Growing scrutiny of the AI data-labeling industry is driving companies to explore new ways of collecting training data. Recent reports have highlighted difficult working conditions at data-labeling firms such as Mercor and Sama, raising concerns about worker welfare and the quality of the information used to train artificial intelligence models. In response, virtual world platform VLGE and data company Protege have announced a partnership that aims to generate AI training data from natural human behavior instead of traditional manual labeling.
A Wired report published two months ago described contractors at Mercor working under intense pressure, tight deadlines and disorganized conditions. Meanwhile, workers at the Kenyan company Sama reportedly earned as little as $1.50 per hour while reviewing content from Meta’s smart glasses, including sensitive images. These cases have intensified debate over whether current data-labeling practices produce reliable and unbiased datasets.
VLGE and Protege believe data collected from people naturally interacting in virtual environments can provide a richer foundation for AI. Their partnership will use behavioral signals generated inside VLGE’s digital worlds, including movement paths, hesitation loops, exploration patterns, object interactions, spatial decision-making and contextual shopping behavior. The companies argue that this information better reflects real human actions than conventional labeled datasets.
Grant Murphy-Herndon, General Manager of Protege, said traditional datasets are heavily influenced by the way tasks are assigned, making them inherently biased. He said VLGE’s approach captures people pursuing their own goals in different ways, producing data that is more representative of genuine human behavior and less affected by artificial labeling processes.
VLGE founder and CEO Evelyn Mora said future AI systems must understand more than spoken language. She said AI also needs to learn how people build, move, hesitate, explore, compare and make decisions within physical and virtual environments. According to Mora, scalable behavioral systems and spatially contextualized human interaction will play a central role in advancing human intelligence for AI.
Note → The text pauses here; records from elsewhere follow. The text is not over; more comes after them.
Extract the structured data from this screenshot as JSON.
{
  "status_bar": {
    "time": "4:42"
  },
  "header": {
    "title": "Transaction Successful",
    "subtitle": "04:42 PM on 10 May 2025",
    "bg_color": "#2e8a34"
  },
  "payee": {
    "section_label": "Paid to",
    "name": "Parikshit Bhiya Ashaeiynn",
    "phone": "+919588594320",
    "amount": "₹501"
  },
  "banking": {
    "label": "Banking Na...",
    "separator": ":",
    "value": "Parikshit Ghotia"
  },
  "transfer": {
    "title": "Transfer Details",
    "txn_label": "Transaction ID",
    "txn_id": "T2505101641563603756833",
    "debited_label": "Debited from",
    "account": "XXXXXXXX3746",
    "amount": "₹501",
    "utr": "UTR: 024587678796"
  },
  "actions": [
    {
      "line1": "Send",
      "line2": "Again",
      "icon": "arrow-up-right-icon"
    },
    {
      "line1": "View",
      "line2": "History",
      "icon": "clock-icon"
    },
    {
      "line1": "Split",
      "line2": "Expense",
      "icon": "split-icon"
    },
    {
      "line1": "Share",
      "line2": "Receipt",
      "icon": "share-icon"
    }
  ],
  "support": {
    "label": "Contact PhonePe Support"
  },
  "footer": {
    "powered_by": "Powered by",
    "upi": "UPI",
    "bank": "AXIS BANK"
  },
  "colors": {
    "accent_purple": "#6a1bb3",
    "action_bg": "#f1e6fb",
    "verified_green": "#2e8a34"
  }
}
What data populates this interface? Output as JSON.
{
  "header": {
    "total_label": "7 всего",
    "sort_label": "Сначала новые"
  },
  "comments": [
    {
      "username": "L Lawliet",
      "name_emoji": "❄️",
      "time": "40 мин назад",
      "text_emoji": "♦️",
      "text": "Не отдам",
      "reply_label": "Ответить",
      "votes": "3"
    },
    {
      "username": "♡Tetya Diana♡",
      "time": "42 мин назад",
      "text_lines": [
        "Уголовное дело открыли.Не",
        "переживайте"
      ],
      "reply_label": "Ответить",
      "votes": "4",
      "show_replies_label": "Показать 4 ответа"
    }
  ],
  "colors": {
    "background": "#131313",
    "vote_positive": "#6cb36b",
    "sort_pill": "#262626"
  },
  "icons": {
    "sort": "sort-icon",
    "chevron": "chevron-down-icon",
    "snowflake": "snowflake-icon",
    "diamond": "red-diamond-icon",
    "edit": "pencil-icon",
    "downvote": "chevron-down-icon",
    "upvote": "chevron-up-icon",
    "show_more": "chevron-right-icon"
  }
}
As AI development expands from two-dimensional applications into three-dimensional environments, spatial behavioral data is expected to become increasingly valuable. While robotics has attracted much of the industry’s attention, the technology also has immediate commercial uses. Mora pointed to retail as one example, explaining that businesses can analyze why certain product displays outperform others by studying customer behavior in virtual spaces. Metrics such as a “hesitation score” can reveal decision-making patterns that are difficult to capture through traditional in-store cameras or customer surveys.
The growing collection of behavioral data also raises questions about privacy and consent. Mora said all VLGE users explicitly agree to their data being collected and shared, adding that the company is focused on protecting individual rights while supporting a human-centered and sustainable future for AI. She said the goal is to avoid repeating the social media model in which users exchange personal data for free services without receiving meaningful benefits.
The shift toward spatial AI could eventually extend beyond virtual worlds. Technologies such as smart glasses may collect information including walking patterns and eye movements to improve AI systems, product design and robotics. While today’s data-labeling workforce receives direct compensation, Mora suggested future contributors should also benefit, potentially through subsidies that make the required hardware more affordable.
Mora believes human-generated behavioral data will become the foundation of future AI development. As companies increasingly rely on real-world interactions to train advanced models, the debate will center not only on technological progress but also on ensuring the people generating that data are treated as respected participants rather than simply another resource.